= Ingomar Grünauer =

Austrian classical composer

Ingomar Grünauer (born 11 August 1938 in Melk) is a contemporary Austrian composer. The focus of his work is on pieces in smaller forms for music theatre. His opera Cantor - Die Vermessung des Unendlichen, which deals with the existential conflicts in the life of the revolutionary mathematician Georg Cantor (1845-1918), was premiered on 10 November 2006 at the Halle Opera House under the direction of Roger Epple.

== Main works ==
- Chamber opera Lipmanns Leib (Wiesbaden 1961)
- Chamber opera Die Schöpfungsgeschichte des Adolf Wölfli (Basel 1981)
- Opera Amleth und Fengo (Heidelberg 1982)
- musikalisches Kammerspiel Die Mutter (after Maxim Gorki, Basel 1988)
- Chamber operetta in 17 sensitive pictures Die Rache einer russischen Waise (after Henri Rousseau, Saarbrücken 1993)
- Opera in 11 scenes Winterreise (text Fr. Micieli, Lucerne 1994).
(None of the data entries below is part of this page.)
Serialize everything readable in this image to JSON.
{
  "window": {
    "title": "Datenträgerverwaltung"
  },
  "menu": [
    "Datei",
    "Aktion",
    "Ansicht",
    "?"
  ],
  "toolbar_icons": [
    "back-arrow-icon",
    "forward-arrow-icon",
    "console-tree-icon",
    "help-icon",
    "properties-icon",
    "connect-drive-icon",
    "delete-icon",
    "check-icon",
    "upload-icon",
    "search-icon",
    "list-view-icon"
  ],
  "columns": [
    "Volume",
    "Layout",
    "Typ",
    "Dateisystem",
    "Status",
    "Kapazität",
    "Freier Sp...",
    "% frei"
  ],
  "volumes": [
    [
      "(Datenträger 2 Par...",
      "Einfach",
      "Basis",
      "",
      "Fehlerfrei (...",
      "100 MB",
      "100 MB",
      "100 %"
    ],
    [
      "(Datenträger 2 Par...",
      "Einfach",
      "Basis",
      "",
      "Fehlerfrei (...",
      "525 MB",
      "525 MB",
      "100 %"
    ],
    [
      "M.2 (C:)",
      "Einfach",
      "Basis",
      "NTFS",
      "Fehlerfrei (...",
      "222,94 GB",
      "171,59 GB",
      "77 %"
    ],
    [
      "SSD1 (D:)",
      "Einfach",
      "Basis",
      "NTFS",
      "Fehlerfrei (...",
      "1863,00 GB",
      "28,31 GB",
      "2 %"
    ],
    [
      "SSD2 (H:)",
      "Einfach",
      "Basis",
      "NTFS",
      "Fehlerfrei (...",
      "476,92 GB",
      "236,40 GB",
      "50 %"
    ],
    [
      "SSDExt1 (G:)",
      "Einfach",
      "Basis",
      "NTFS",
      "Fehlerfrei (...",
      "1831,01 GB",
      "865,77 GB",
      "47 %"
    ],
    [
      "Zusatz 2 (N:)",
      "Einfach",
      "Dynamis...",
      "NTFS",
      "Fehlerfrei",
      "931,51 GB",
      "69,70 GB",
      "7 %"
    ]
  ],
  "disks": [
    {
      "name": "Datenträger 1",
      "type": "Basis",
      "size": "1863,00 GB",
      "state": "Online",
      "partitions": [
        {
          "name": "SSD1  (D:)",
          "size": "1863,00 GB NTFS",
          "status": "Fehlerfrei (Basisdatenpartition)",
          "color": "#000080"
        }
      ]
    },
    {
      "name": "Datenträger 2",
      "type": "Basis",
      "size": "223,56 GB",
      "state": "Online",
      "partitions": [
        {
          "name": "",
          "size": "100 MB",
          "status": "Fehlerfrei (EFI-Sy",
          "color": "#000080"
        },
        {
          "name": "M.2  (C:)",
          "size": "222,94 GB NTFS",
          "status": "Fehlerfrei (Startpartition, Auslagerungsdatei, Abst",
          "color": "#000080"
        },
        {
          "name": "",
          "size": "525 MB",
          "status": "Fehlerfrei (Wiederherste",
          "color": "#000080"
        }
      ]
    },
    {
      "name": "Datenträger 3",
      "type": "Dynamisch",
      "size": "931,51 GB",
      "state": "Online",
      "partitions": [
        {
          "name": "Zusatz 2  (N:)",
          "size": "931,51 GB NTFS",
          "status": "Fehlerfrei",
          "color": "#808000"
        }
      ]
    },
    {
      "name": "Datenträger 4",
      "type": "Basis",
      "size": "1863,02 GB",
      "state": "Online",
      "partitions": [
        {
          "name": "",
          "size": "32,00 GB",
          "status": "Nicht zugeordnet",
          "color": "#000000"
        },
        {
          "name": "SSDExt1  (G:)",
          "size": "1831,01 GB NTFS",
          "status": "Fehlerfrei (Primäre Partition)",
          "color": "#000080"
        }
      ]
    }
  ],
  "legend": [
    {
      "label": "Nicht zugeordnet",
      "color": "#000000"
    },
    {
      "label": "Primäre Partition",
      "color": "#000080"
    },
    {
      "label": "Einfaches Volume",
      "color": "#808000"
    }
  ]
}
== Education and career ==
- 1950–1961: Studies at the Universität für Musik und darstellende Kunst Wien: Conducting (Hans Swarowsky), piano (Richard Hauser) and composition (Karl Schiske)
- 1959: artistic Maturity Examination in Conducting and music composition
- 1957, 1959 and 1961: Participation in the Darmstädter Ferienkurse.
- 1961–1968: Kapellmeister and Korrepetitor at the Theater & Orchester Heidelberg.
- 1968–1982: Teacher in primary, secondary and comprehensive schools in Schwandorf (Upper Palatinate) and in Wiesbaden.
- 1974: Assistant lecturer in scenic music at the University of Salvador da Bahia.
- Since 1982: Professor for aesthetics and communication (Schwerpunkt Theaterarbeit und kulturelle Animation) an der Fachhochschule Frankfurt.

== Prizes and awards ==
- 1960: First Prize at the International Composition Competition of the University of Music and Performing Arts Vienna
- 1966: Cultural Week Prize of the City of Innsbruck
- 1969: Promotion Prize of the Province of Lower Austria
- 1982: Culture Prize of the City of Wiesbaden

== Composition commissions ==
- Musiktheater Gelsenkirchen
- Städtische Bühne Heidelberg
- Staatstheater Stuttgart
- Staatstheater Wiesbaden
- Kultusministerium Baden-Württemberg
- Stadttheater Luzern
- Theater Basel
- ORF
- Staatstheater Saarbrücken
- Bundesministerium für Bildung, Wissenschaft und Kultur des Staates Österreich

== Work ==
- Besichtigung, Versteigerung und Beseitigung von 5 Künstlern for soprano, stummen Schauspieler und Instrumente (1971) 20’
- Auktion, Besichtigung, Versteigerung und Beseitigung von 5 Künstlern Concertante version of the stage work of the same name for soprano, silent actor and instruments (1975) 20’
- Peer Gynt ballet music after Henrik Ibsen and Edvard Grieg, libretto by Robert Trinchero (1978) 95’
- Die Schöpfungsgeschichte des Adolf Wölfli Music theatre for six singers, string quintet and percussion, libretto by Ingomar Grünauer (1981–82) 80’
- Amleth und Fengo Opera in two acts, libretto after Historia Danica of the Saxo Grammaticus by Ingomar Grünauer (1882) 75’
- Sinfonietta for mezzo-soprano, tenor, solo clarinette and orchestra, text by Franz Kafka (1986) 19’
- Die Mutter Musical chamber play based on the novel of the same name by Maxim Gorky for eleven singers, violin and percussion (1988) 80’
- König für einen Tag Opera in three acts after Calderón, text by Ingomar Grünauer after Calderón and Hugo von Hofmannsthal (1990) 85’
- Die Rache einer russischen Waise Chamber operetta in 17 sensitive pictures after the play of the same name by Henri Rousseau, arrangement of the text by Matthias Kaiser and Ingomar Grünauer (1993) 80’
- Winterreise Opera in 11 scenes, text by Francesco Micieli (1994/96) 85’.
- Trilogy der Sommerfrische Opera in three acts by Carlo Goldoni, libretto by Francesco Micieli (1998) 90’
- Palermo-Musik for accordion and Orchestra (2001) 20’
- Cantor – Die Vermessung des Unendlichen one-act opera (2004) 90’.